Persino sullo switch-off del rame, tema sensibile anche in Italia, il Berec ha indicato un approccio graduale, senza date tassative. basato sulle reali condizioni dei territori e supportato da incentivi come i voucher connettività. Una posizione di buonsenso che conferma la necessità di governare i cambiamenti, non di imporli per decreto.

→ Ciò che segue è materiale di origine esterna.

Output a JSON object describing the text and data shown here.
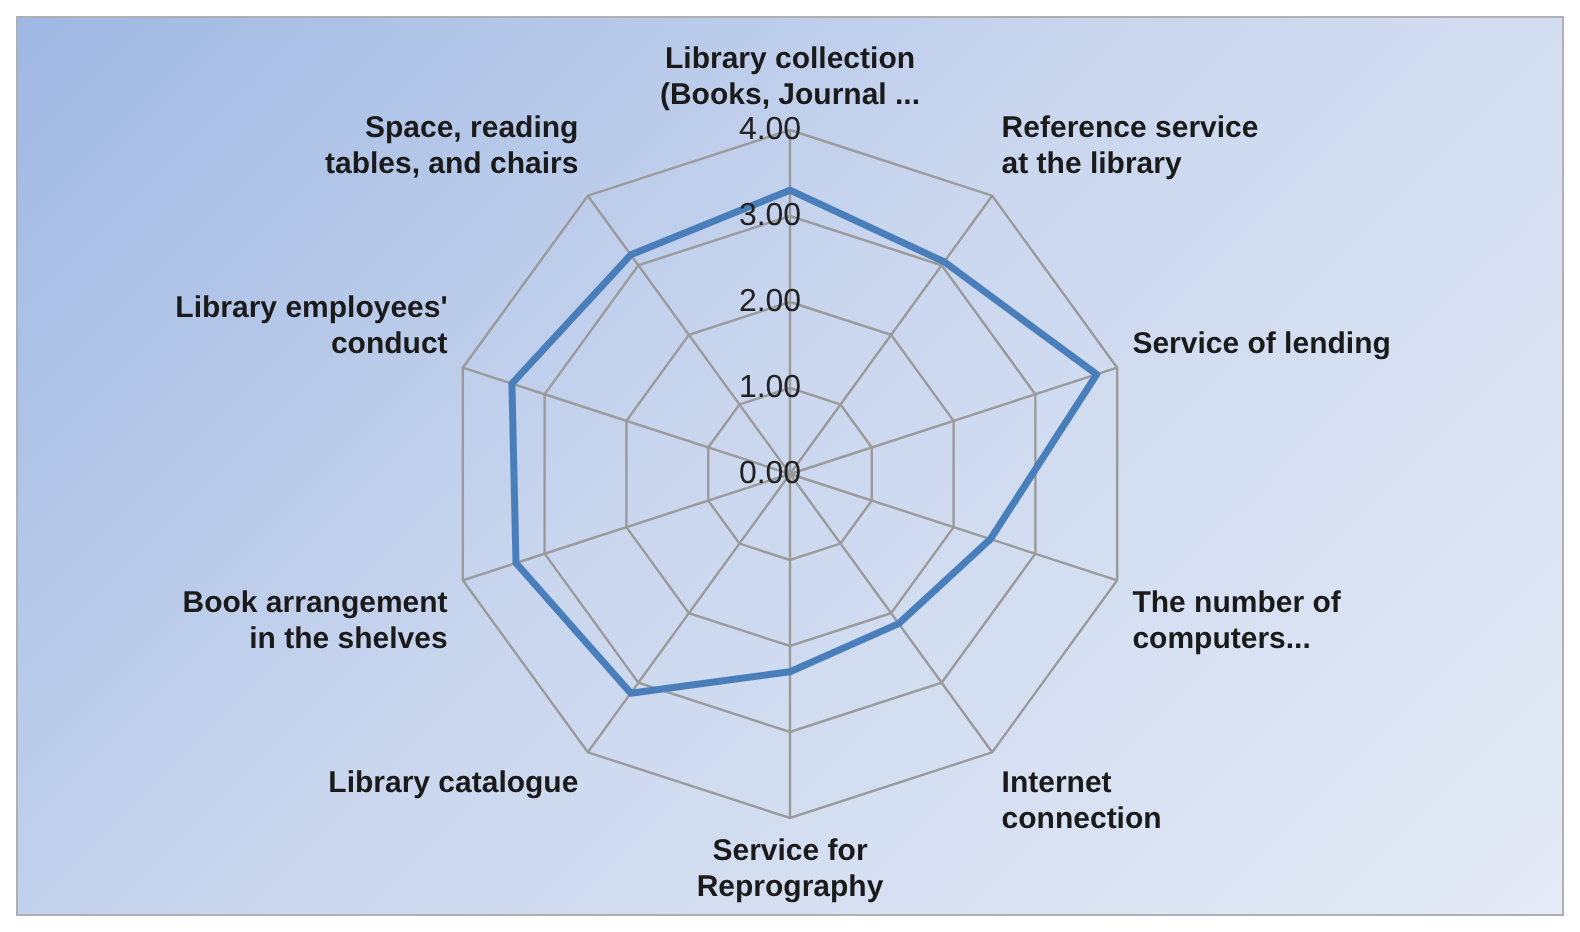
{
  "chart_data": {
    "type": "radar",
    "categories": [
      "Library collection\n(Books, Journal ...",
      "Reference service\nat the library",
      "Service of lending",
      "The number of\ncomputers...",
      "Internet\nconnection",
      "Service for\nReprography",
      "Library catalogue",
      "Book arrangement\nin the shelves",
      "Library employees'\nconduct",
      "Space, reading\ntables, and chairs"
    ],
    "series": [
      {
        "color": "#4a7ebb",
        "values": [
          3.3,
          3.05,
          3.75,
          2.45,
          2.15,
          2.3,
          3.15,
          3.35,
          3.4,
          3.15
        ]
      }
    ],
    "ylim": [
      0,
      4
    ],
    "yticks": [
      {
        "value": 0,
        "label": "0.00"
      },
      {
        "value": 1,
        "label": "1.00"
      },
      {
        "value": 2,
        "label": "2.00"
      },
      {
        "value": 3,
        "label": "3.00"
      },
      {
        "value": 4,
        "label": "4.00"
      }
    ],
    "grid": true,
    "legend": false,
    "marker": "none",
    "line_style": "solid"
  }
}
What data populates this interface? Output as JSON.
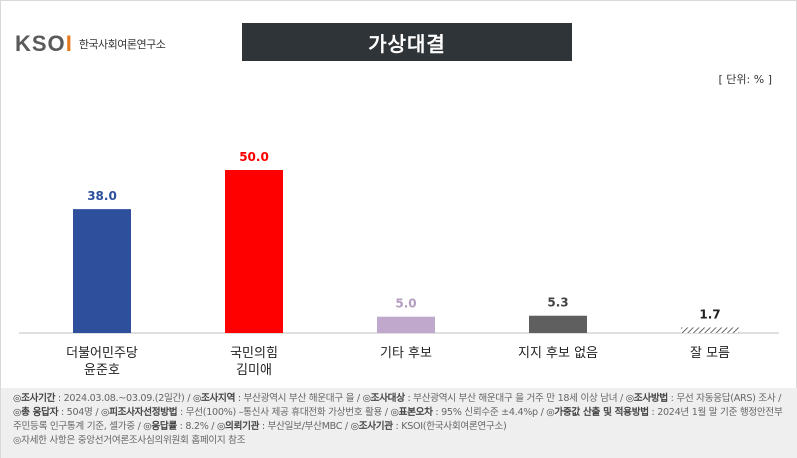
{
  "header": {
    "logo_mark_left": "KSO",
    "logo_mark_accent": "I",
    "logo_text": "한국사회여론연구소",
    "title": "가상대결",
    "unit": "[ 단위: % ]"
  },
  "chart_data": {
    "type": "bar",
    "categories": [
      [
        "더불어민주당",
        "윤준호"
      ],
      [
        "국민의힘",
        "김미애"
      ],
      [
        "기타 후보"
      ],
      [
        "지지 후보 없음"
      ],
      [
        "잘 모름"
      ]
    ],
    "values": [
      38.0,
      50.0,
      5.0,
      5.3,
      1.7
    ],
    "value_labels": [
      "38.0",
      "50.0",
      "5.0",
      "5.3",
      "1.7"
    ],
    "bar_colors": [
      "#2d4f9c",
      "#ff0000",
      "#c0a8cc",
      "#5f5f5f",
      "hatched"
    ],
    "label_colors": [
      "#2d4f9c",
      "#ff0000",
      "#b39cc0",
      "#444444",
      "#222222"
    ],
    "ylim": [
      0,
      50
    ]
  },
  "footer": {
    "items": [
      {
        "key": "◎조사기간",
        "value": "2024.03.08.~03.09.(2일간)"
      },
      {
        "key": "◎조사지역",
        "value": "부산광역시 부산 해운대구 을"
      },
      {
        "key": "◎조사대상",
        "value": "부산광역시 부산 해운대구 을 거주 만 18세 이상 남녀"
      },
      {
        "key": "◎조사방법",
        "value": "무선 자동응답(ARS) 조사"
      },
      {
        "key": "◎총 응답자",
        "value": "504명"
      },
      {
        "key": "◎피조사자선정방법",
        "value": "무선(100%) –통신사 제공 휴대전화 가상번호 활용"
      },
      {
        "key": "◎표본오차",
        "value": "95% 신뢰수준 ±4.4%p"
      },
      {
        "key": "◎가중값 산출 및 적용방법",
        "value": "2024년 1월 말 기준 행정안전부 주민등록 인구통계 기준, 셀가중"
      },
      {
        "key": "◎응답률",
        "value": "8.2%"
      },
      {
        "key": "◎의뢰기관",
        "value": "부산일보/부산MBC"
      },
      {
        "key": "◎조사기관",
        "value": "KSOI(한국사회여론연구소)"
      }
    ],
    "note": "◎자세한 사항은 중앙선거여론조사심의위원회 홈페이지 참조"
  }
}
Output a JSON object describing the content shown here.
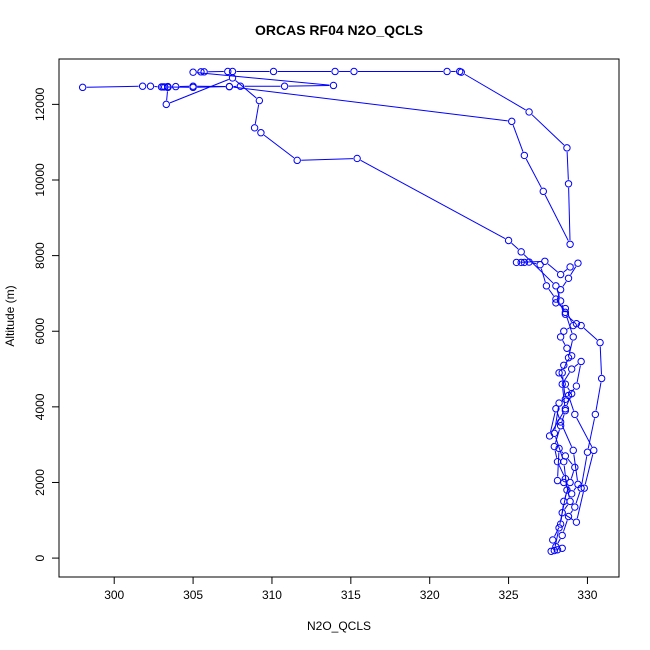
{
  "chart_data": {
    "type": "line",
    "title": "ORCAS RF04 N2O_QCLS",
    "xlabel": "N2O_QCLS",
    "ylabel": "Altitude (m)",
    "xlim": [
      296.5,
      332
    ],
    "ylim": [
      -500,
      13200
    ],
    "xticks": [
      300,
      305,
      310,
      315,
      320,
      325,
      330
    ],
    "yticks": [
      0,
      2000,
      4000,
      6000,
      8000,
      10000,
      12000
    ],
    "grid": false,
    "legend": "none",
    "color": "#0000ff",
    "marker": "open-circle",
    "series": [
      {
        "x": [
          298.0,
          301.8,
          302.3,
          303.0,
          303.2,
          303.4,
          303.9,
          305.0,
          307.3,
          308.0,
          310.8,
          313.9,
          305.0,
          305.5,
          305.7,
          307.2,
          307.5,
          310.1,
          314.0,
          315.2,
          321.1,
          321.9,
          322.0,
          326.3,
          328.7,
          328.8,
          328.9,
          327.2,
          326.0,
          325.2,
          307.3,
          305.0,
          303.1,
          303.4,
          303.3,
          307.5,
          309.2,
          308.9,
          309.3,
          311.6,
          315.4,
          325.0,
          325.8,
          328.0,
          328.3,
          328.6,
          329.3,
          329.6,
          330.8,
          330.9,
          330.5,
          330.0,
          329.6,
          329.2,
          328.8,
          328.4,
          328.0,
          327.8,
          328.3,
          328.5,
          328.9,
          329.2,
          328.6,
          328.2,
          328.1,
          328.5,
          329.0,
          329.4,
          329.1,
          328.3,
          328.0,
          327.6,
          328.6,
          329.0,
          328.6,
          328.2,
          328.5,
          329.0,
          328.7,
          328.3,
          328.5,
          329.1,
          328.6,
          328.0,
          328.3,
          328.8,
          329.4,
          328.9,
          328.3,
          327.3,
          325.5,
          325.8,
          326.0,
          326.3,
          327.0,
          327.4,
          328.0,
          328.6,
          329.1,
          328.8,
          328.4,
          328.6,
          329.3,
          329.6,
          329.0,
          328.4,
          328.6,
          328.3,
          327.9,
          328.1,
          328.6,
          328.9,
          328.4,
          329.3,
          329.8,
          330.4,
          329.2,
          328.8,
          328.2,
          327.9,
          328.5,
          328.7,
          328.2,
          327.9,
          327.7,
          328.1,
          328.4
        ],
        "y": [
          12450,
          12480,
          12480,
          12460,
          12460,
          12470,
          12470,
          12480,
          12470,
          12480,
          12480,
          12500,
          12850,
          12860,
          12860,
          12870,
          12870,
          12870,
          12870,
          12870,
          12870,
          12870,
          12850,
          11800,
          10850,
          9900,
          8300,
          9700,
          10650,
          11550,
          12470,
          12450,
          12460,
          12450,
          12000,
          12700,
          12100,
          11380,
          11250,
          10520,
          10570,
          8400,
          8100,
          7200,
          6800,
          6450,
          6200,
          6150,
          5700,
          4750,
          3800,
          2800,
          1850,
          1350,
          1100,
          600,
          300,
          480,
          900,
          1500,
          2000,
          2400,
          2700,
          2900,
          2050,
          2000,
          1700,
          1950,
          2850,
          3600,
          3950,
          3230,
          3950,
          4350,
          4600,
          4900,
          5100,
          5350,
          5550,
          5850,
          6000,
          6150,
          6600,
          6750,
          7100,
          7400,
          7800,
          7700,
          7500,
          7850,
          7820,
          7820,
          7820,
          7830,
          7760,
          7200,
          6850,
          6500,
          5850,
          5300,
          4900,
          4200,
          4550,
          5200,
          5000,
          4600,
          3900,
          3500,
          2950,
          2550,
          2100,
          1500,
          1200,
          950,
          1850,
          2850,
          3800,
          4300,
          4100,
          3300,
          2550,
          1800,
          800,
          200,
          180,
          220,
          260
        ]
      }
    ]
  }
}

In questo contesto, l’Italia ha giocato un ruolo di primo piano. Non è un caso: il nostro Paese vanta una rete di operatori infrastrutturati alternativa, capillare, resiliente. La famosa duplicazione infrastrutturale, da sempre considerata un’anomalia da eliminare, si rivela oggi un pilastro di autonomia digitale. Ed è proprio questa autonomia che il Dna mette a rischio.
La difesa di un open Internet
Nel trentennale dalla sua fondazione, Aiip ha dimostrato di essere ancora una volta il perno della difesa dell’Internet aperta, decentralizzata e competitiva. Non si tratta di nostalgia: si tratta di futuro. Un futuro che non può essere appaltato ai fondi speculativi o alla miopia tecnocratica. Serve una rete europea fatta di pluralismo, innovazione, libertà. E questa rete esiste già: basta non distruggerla.